The Sequelize Saga
Recently I found the source to a very befuddling problem that I had been grappling with on and off again for weeks. As a warning to other developers, I’d like to recount my tale of woe. The subject here is Sequelize, which is an ORM (Objet Relational Mapping) tool which can be used to query a database from the backend of a web application. Sequelize is quite versatile, being available for use with Postgres, MySQL, MariaDB, SQLite and Microsoft SQL Server. In this saga, Sequelize is querying a Postgres database.
The utility of a tool like Sequelize is that it can abstract the database to models and functions. Models can be defined, and these models represent tables. These models then expose simple functions, which represent types of queries. One of the more useful examples is the bulkCreate
function, which can insert multiple records into a table in just one function call. This type of function is especially useful when performing operations on large sets of data, such as a data migration. We can simply construct an array of models and pass that array to the function. The function inserts each model as a record in the specified table.
But what does it return? In Postgres, the RETURNING
keyword can be used to define what values are returned from the query. Therefore, Sequelize has the returning
option, which activates this option. Postgres even has extra functionality for this feature, allowing an array of fields to return to be passed instead of a simple boolean if desired. But when I search the internet for “bulkCreate”, I can see that there may be issues, based on the fact that the top five results are all for Sequelize, and two of those results are for issues. One of these stemmed from a simple lack of knowledge of this option, and the other is a real issue logged on the site for the GitHub repository.

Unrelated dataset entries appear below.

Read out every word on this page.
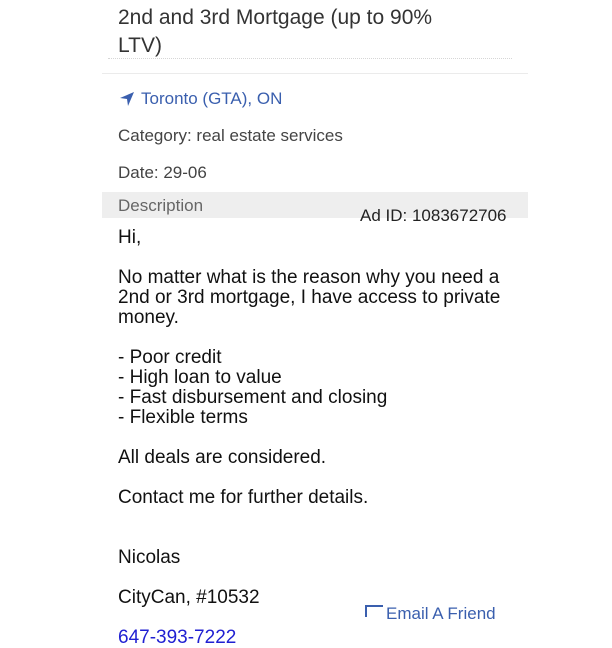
2nd and 3rd Mortgage (up to 90% LTV)
Toronto (GTA), ON
Category: real estate services
Date: 29-06
Description
Ad ID: 1083672706

Hi,

No matter what is the reason why you need a 2nd or 3rd mortgage, I have access to private money.

- Poor credit
- High loan to value
- Fast disbursement and closing
- Flexible terms

All deals are considered.

Contact me for further details.

Nicolas

CityCan, #10532

647-393-7222

Email A Friend
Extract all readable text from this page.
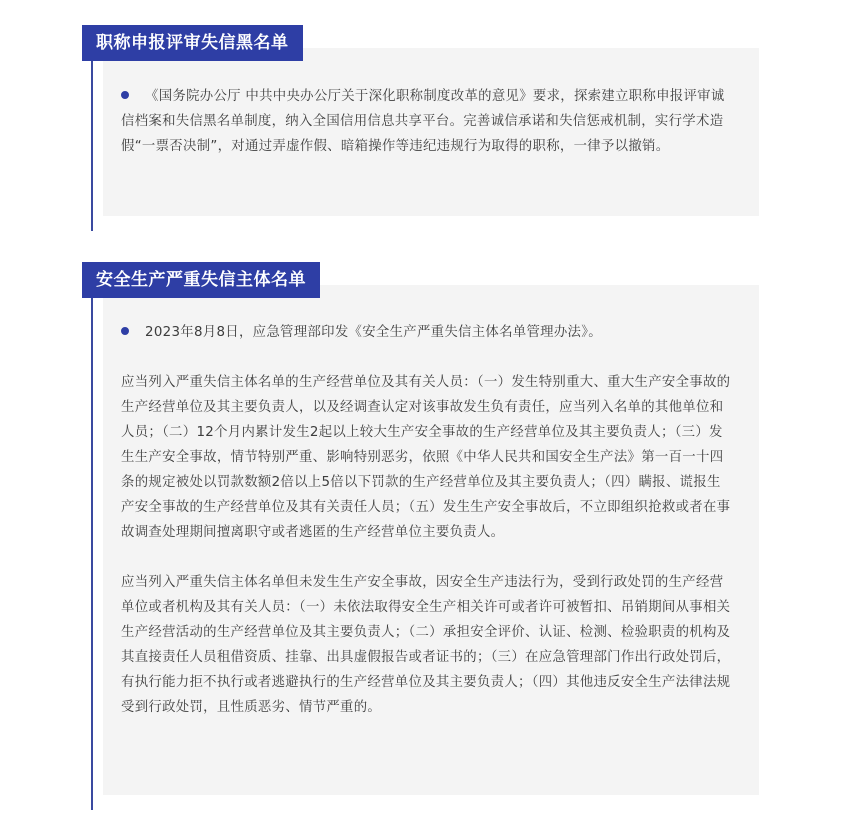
职称申报评审失信黑名单

《国务院办公厅 中共中央办公厅关于深化职称制度改革的意见》要求，探索建立职称申报评审诚信档案和失信黑名单制度，纳入全国信用信息共享平台。完善诚信承诺和失信惩戒机制，实行学术造假“一票否决制”，对通过弄虚作假、暗箱操作等违纪违规行为取得的职称，一律予以撤销。

安全生产严重失信主体名单

2023年8月8日，应急管理部印发《安全生产严重失信主体名单管理办法》。

应当列入严重失信主体名单的生产经营单位及其有关人员：（一）发生特别重大、重大生产安全事故的生产经营单位及其主要负责人，以及经调查认定对该事故发生负有责任，应当列入名单的其他单位和人员；（二）12个月内累计发生2起以上较大生产安全事故的生产经营单位及其主要负责人；（三）发生生产安全事故，情节特别严重、影响特别恶劣，依照《中华人民共和国安全生产法》第一百一十四条的规定被处以罚款数额2倍以上5倍以下罚款的生产经营单位及其主要负责人；（四）瞒报、谎报生产安全事故的生产经营单位及其有关责任人员；（五）发生生产安全事故后，不立即组织抢救或者在事故调查处理期间擅离职守或者逃匿的生产经营单位主要负责人。

应当列入严重失信主体名单但未发生生产安全事故，因安全生产违法行为，受到行政处罚的生产经营单位或者机构及其有关人员：（一）未依法取得安全生产相关许可或者许可被暂扣、吊销期间从事相关生产经营活动的生产经营单位及其主要负责人；（二）承担安全评价、认证、检测、检验职责的机构及其直接责任人员租借资质、挂靠、出具虚假报告或者证书的；（三）在应急管理部门作出行政处罚后，有执行能力拒不执行或者逃避执行的生产经营单位及其主要负责人；（四）其他违反安全生产法律法规受到行政处罚，且性质恶劣、情节严重的。
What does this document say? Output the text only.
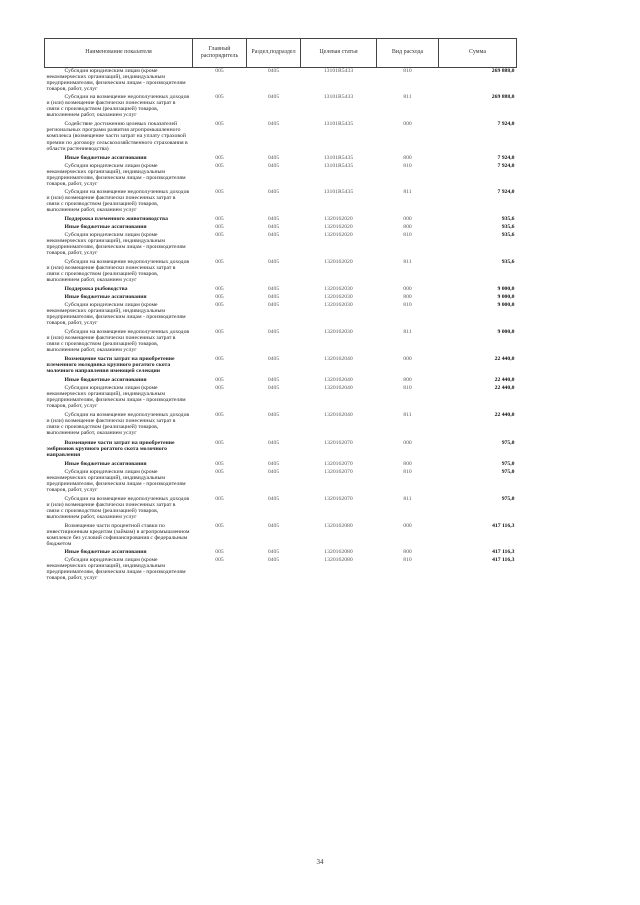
Наименование показателя	Главный распорядитель	Раздел,подраздел	Целевая статья	Вид расхода	Сумма
Субсидии юридическим лицам (кроме некоммерческих организаций), индивидуальным предпринимателям, физическим лицам - производителям товаров, работ, услуг	005	0405	13101R5433	810	269 888,0
Субсидии на возмещение недополученных доходов и (или) возмещение фактически понесенных затрат в связи с производством (реализацией) товаров, выполнением работ, оказанием услуг	005	0405	13101R5433	811	269 888,0
Содействие достижению целевых показателей региональных программ развития агропромышленного комплекса (возмещение части затрат на уплату страховой премии по договору сельскохозяйственного страхования в области растениеводства)	005	0405	13101R5435	000	7 924,0
Иные бюджетные ассигнования	005	0405	13101R5435	800	7 924,0
Субсидии юридическим лицам (кроме некоммерческих организаций), индивидуальным предпринимателям, физическим лицам - производителям товаров, работ, услуг	005	0405	13101R5435	810	7 924,0
Субсидии на возмещение недополученных доходов и (или) возмещение фактически понесенных затрат в связи с производством (реализацией) товаров, выполнением работ, оказанием услуг	005	0405	13101R5435	811	7 924,0
Поддержка племенного животноводства	005	0405	1320162020	000	935,6
Иные бюджетные ассигнования	005	0405	1320162020	800	935,6
Субсидии юридическим лицам (кроме некоммерческих организаций), индивидуальным предпринимателям, физическим лицам - производителям товаров, работ, услуг	005	0405	1320162020	810	935,6
Субсидии на возмещение недополученных доходов и (или) возмещение фактически понесенных затрат в связи с производством (реализацией) товаров, выполнением работ, оказанием услуг	005	0405	1320162020	811	935,6
Поддержка рыбоводства	005	0405	1320162030	000	9 000,0
Иные бюджетные ассигнования	005	0405	1320162030	800	9 000,0
Субсидии юридическим лицам (кроме некоммерческих организаций), индивидуальным предпринимателям, физическим лицам - производителям товаров, работ, услуг	005	0405	1320162030	810	9 000,0
Субсидии на возмещение недополученных доходов и (или) возмещение фактически понесенных затрат в связи с производством (реализацией) товаров, выполнением работ, оказанием услуг	005	0405	1320162030	811	9 000,0
Возмещение части затрат на приобретение племенного молодняка крупного рогатого скота молочного направления имеющей селекции	005	0405	1320162040	000	22 440,0
Иные бюджетные ассигнования	005	0405	1320162040	800	22 440,0
Субсидии юридическим лицам (кроме некоммерческих организаций), индивидуальным предпринимателям, физическим лицам - производителям товаров, работ, услуг	005	0405	1320162040	810	22 440,0
Субсидии на возмещение недополученных доходов и (или) возмещение фактически понесенных затрат в связи с производством (реализацией) товаров, выполнением работ, оказанием услуг	005	0405	1320162040	811	22 440,0
Возмещение части затрат на приобретение эмбрионов крупного рогатого скота молочного направления	005	0405	1320162070	000	975,0
Иные бюджетные ассигнования	005	0405	1320162070	800	975,0
Субсидии юридическим лицам (кроме некоммерческих организаций), индивидуальным предпринимателям, физическим лицам - производителям товаров, работ, услуг	005	0405	1320162070	810	975,0
Субсидии на возмещение недополученных доходов и (или) возмещение фактически понесенных затрат в связи с производством (реализацией) товаров, выполнением работ, оказанием услуг	005	0405	1320162070	811	975,0
Возмещение части процентной ставки по инвестиционным кредитам (займам) в агропромышленном комплексе без условий софинансирования с федеральным бюджетом	005	0405	1320162080	000	417 116,3
Иные бюджетные ассигнования	005	0405	1320162080	800	417 116,3
Субсидии юридическим лицам (кроме некоммерческих организаций), индивидуальным предпринимателям, физическим лицам - производителям товаров, работ, услуг	005	0405	1320162080	810	417 116,3
34
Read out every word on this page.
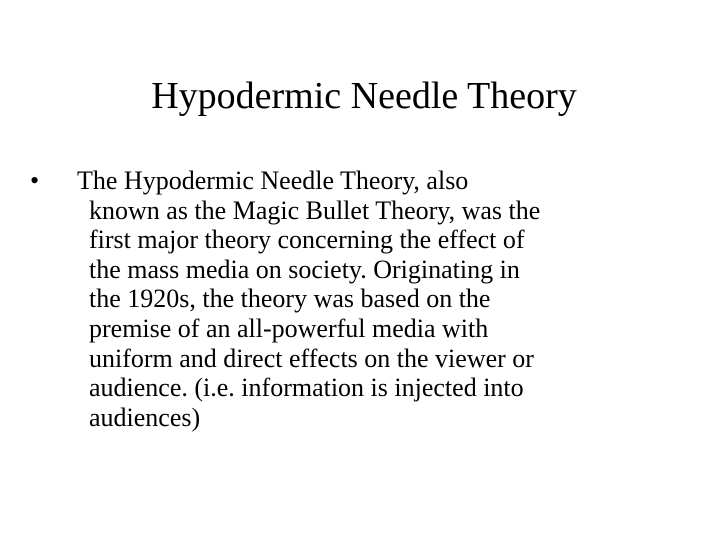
Hypodermic Needle Theory
• The Hypodermic Needle Theory, also
known as the Magic Bullet Theory, was the
first major theory concerning the effect of
the mass media on society. Originating in
the 1920s, the theory was based on the
premise of an all-powerful media with
uniform and direct effects on the viewer or
audience. (i.e. information is injected into
audiences)
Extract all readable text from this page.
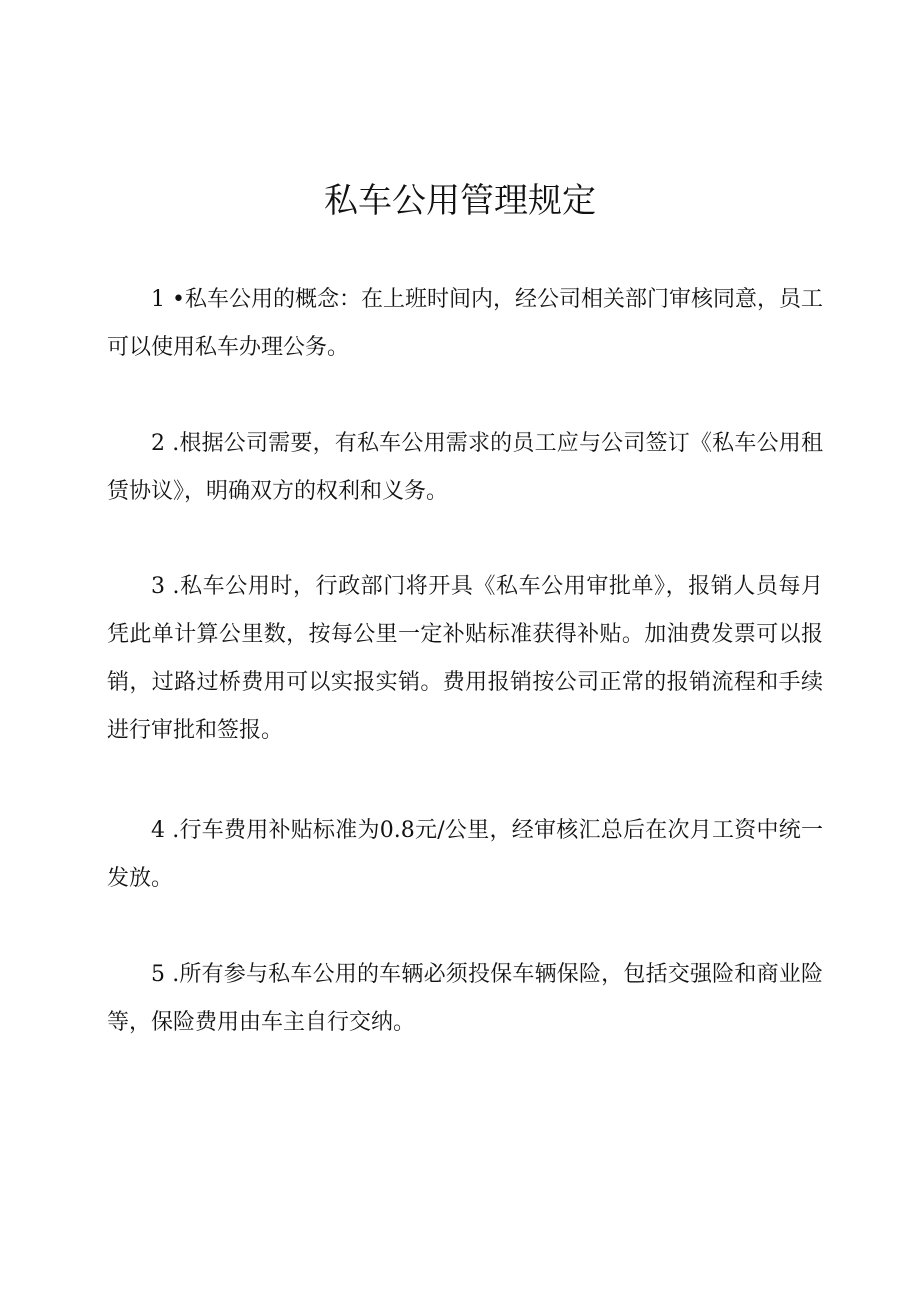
私车公用管理规定

1 •私车公用的概念：在上班时间内，经公司相关部门审核同意，员工可以使用私车办理公务。

2 .根据公司需要，有私车公用需求的员工应与公司签订《私车公用租赁协议》，明确双方的权利和义务。

3 .私车公用时，行政部门将开具《私车公用审批单》，报销人员每月凭此单计算公里数，按每公里一定补贴标准获得补贴。加油费发票可以报销，过路过桥费用可以实报实销。费用报销按公司正常的报销流程和手续进行审批和签报。

4 .行车费用补贴标准为0.8元/公里，经审核汇总后在次月工资中统一发放。

5 .所有参与私车公用的车辆必须投保车辆保险，包括交强险和商业险等，保险费用由车主自行交纳。
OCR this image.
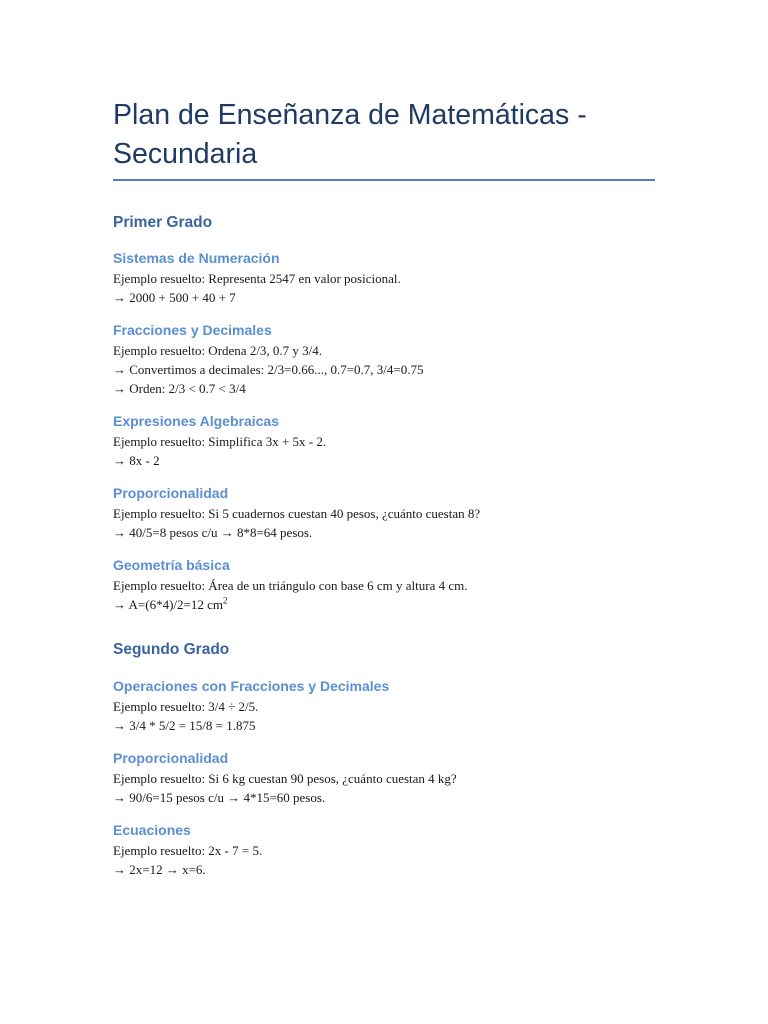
Plan de Enseñanza de Matemáticas - Secundaria
Primer Grado
Sistemas de Numeración

Ejemplo resuelto: Representa 2547 en valor posicional.

→ 2000 + 500 + 40 + 7

Fracciones y Decimales

Ejemplo resuelto: Ordena 2/3, 0.7 y 3/4.

→ Convertimos a decimales: 2/3=0.66..., 0.7=0.7, 3/4=0.75

→ Orden: 2/3 < 0.7 < 3/4

Expresiones Algebraicas

Ejemplo resuelto: Simplifica 3x + 5x - 2.

→ 8x - 2

Proporcionalidad

Ejemplo resuelto: Si 5 cuadernos cuestan 40 pesos, ¿cuánto cuestan 8?

→ 40/5=8 pesos c/u → 8*8=64 pesos.

Geometría básica

Ejemplo resuelto: Área de un triángulo con base 6 cm y altura 4 cm.

→ A=(6*4)/2=12 $cm^2$

Segundo Grado
Operaciones con Fracciones y Decimales

Ejemplo resuelto: 3/4 ÷ 2/5.

→ 3/4 * 5/2 = 15/8 = 1.875

Proporcionalidad

Ejemplo resuelto: Si 6 kg cuestan 90 pesos, ¿cuánto cuestan 4 kg?

→ 90/6=15 pesos c/u → 4*15=60 pesos.

Ecuaciones

Ejemplo resuelto: 2x - 7 = 5.

→ 2x=12 → x=6.
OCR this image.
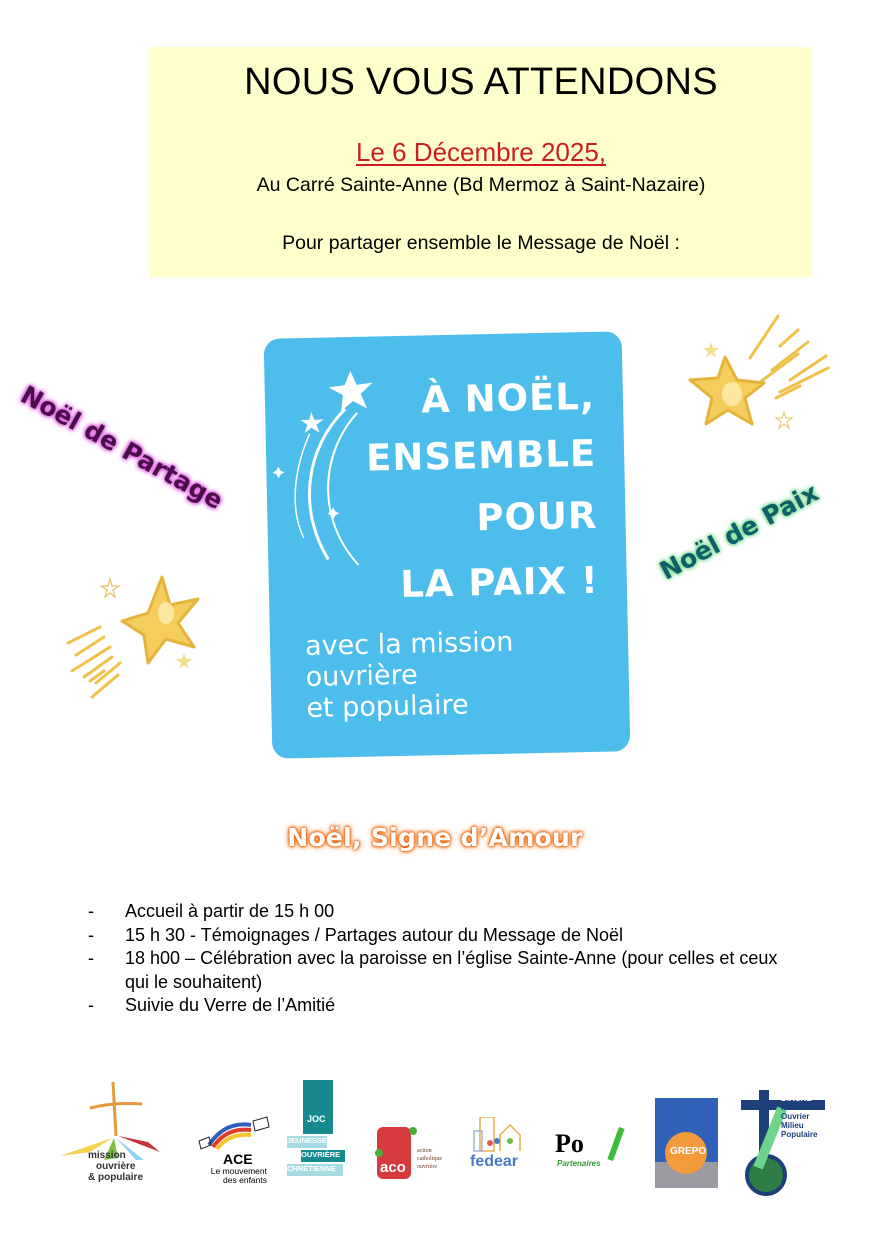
NOUS VOUS ATTENDONS
Le 6 Décembre 2025,
Au Carré Sainte-Anne (Bd Mermoz à Saint-Nazaire)
Pour partager ensemble le Message de Noël :
Noël de Partage
Noël de Paix
À NOËL,
ENSEMBLE
POUR
LA PAIX !
avec la mission
ouvrière
et populaire
Noël, Signe d’Amour
- Accueil à partir de 15 h 00
- 15 h 30 - Témoignages / Partages autour du Message de Noël
- 18 h00 – Célébration avec la paroisse en l’église Sainte-Anne (pour celles et ceux qui le souhaitent)
- Suivie du Verre de l’Amitié
mission
ouvrière
& populaire
ACE
Le mouvement
des enfants
JOC
JEUNESSE
OUVRIÈRE
CHRÉTIENNE	aco
action
catholique
ouvrière	fedear
Po
Partenaires
GREPO
DIACRE
Monde
Ouvrier
Milieu
Populaire
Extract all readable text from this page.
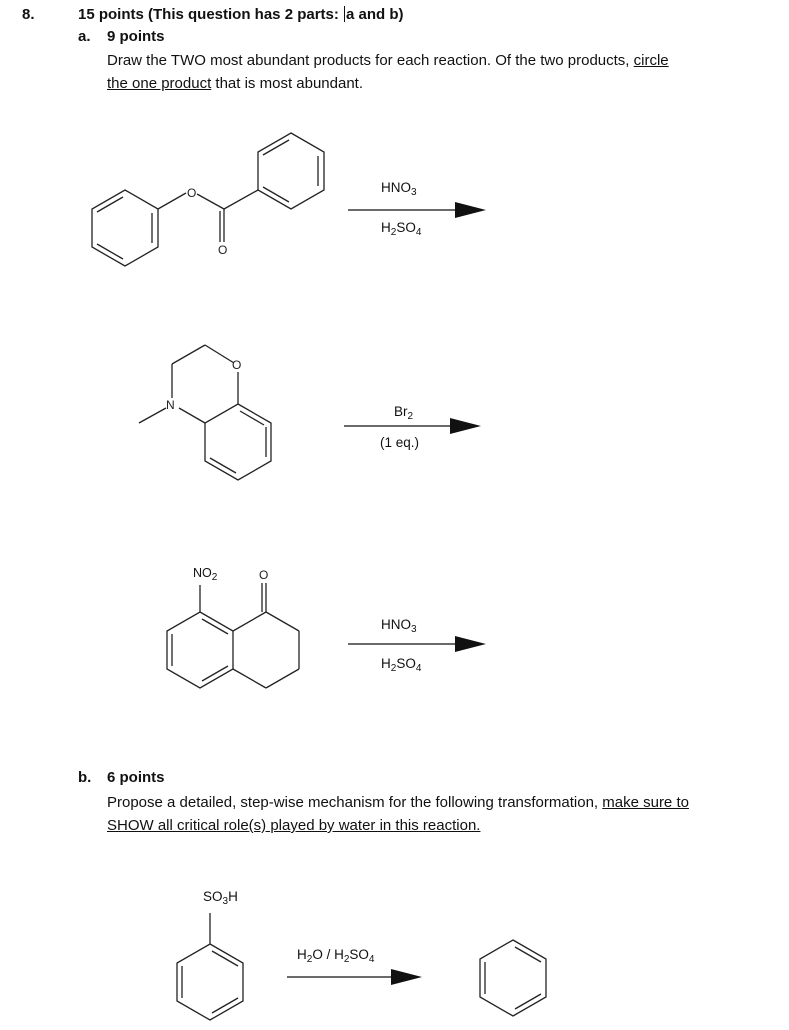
8.	15 points (This question has 2 parts: a and b)
a. 9 points
Draw the TWO most abundant products for each reaction. Of the two products, circle
the one product that is most abundant.
O
O
O
N
O
$NO_2$
$HNO_3$
$H_2SO_4$
$Br_2$
(1 eq.)
$HNO_3$
$H_2SO_4$
b. 6 points
Propose a detailed, step-wise mechanism for the following transformation, make sure to
SHOW all critical role(s) played by water in this reaction.
$SO_3H$
$H_2O / H_2SO_4$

Speaking of GitHub issues, the Sequelize currently has over a thousand opened issues. That speaks partly to the popularity of the tool. The GitHub repository has over twenty thousand stars. It also demonstrates that the application has some issues. Currently, there are almost fifty open issues related to bulkCreate
. One of the main topics is the same issue that I ran into: namely, that on one environment, Sequelize returned the IDs of newly-created records from bulkCreate
, while on another environment, the exact same line of code did not. The call did not pass returning: true
, meaning that according to the current documentation, the default value used is false
. So why did one instance of the code magically return the ID anyway?
Well, according to this issue, the documentation is wrong! The default value is actually true
. But if that is the case, why does one version of the code not return the newly-created IDs? To explain that, we first have to acknowledge that the code should explicitly pass returning: true
, as the documentation suggests, if it expects to use these IDs. Expecting the function to return these IDs by magic is unacceptable, despite it being the admitted behavior as stated in the GitHub issue. Next, we have to examine our use of package versions to be sure that we are using the same version of Sequelize in both cases. Given that we performed an npm install
on both environments, we would hope that the same version would be installed in both cases.
Alas, the way that we have defined our package dependencies leaves room for error. If we define the Sequelize dependency as ^5.1.0
, then an npm install
will check to see if we have at least that major and minor version, and if we do, it won’t upgrade the package. In the case that it does need to upgrade, it will get the latest minor version, such as 5.22. Unfortunately, version 5.22 works as explained in the GitHub issue, whereas version 5.3 works as the documentation describes. Whether or not this is a breaking change is debatable, given that it is difficult to imagine a scenario in which we are creating multiple records, and expecting to not have the IDs returned, and that having them returned breaks our logic. But it certainly should be documented behavior.
The bottom line is that combining mistakes in our version logic, the code, and the Sequelize repository leads to a big headache. If we want to allow our application a margin of error for these types of things, it may be better to use an ORM which at least behaves as documented. Ultimately, the application should define specific version of packages, especially in the case of Sequelize, such that extra steps such as removing the node_modules
directory are not needed to ensure that two different environments have the same packages. And finally, we have to write code that makes sense. If we expect bulkCreate
to return something, then we need to tell it to do that.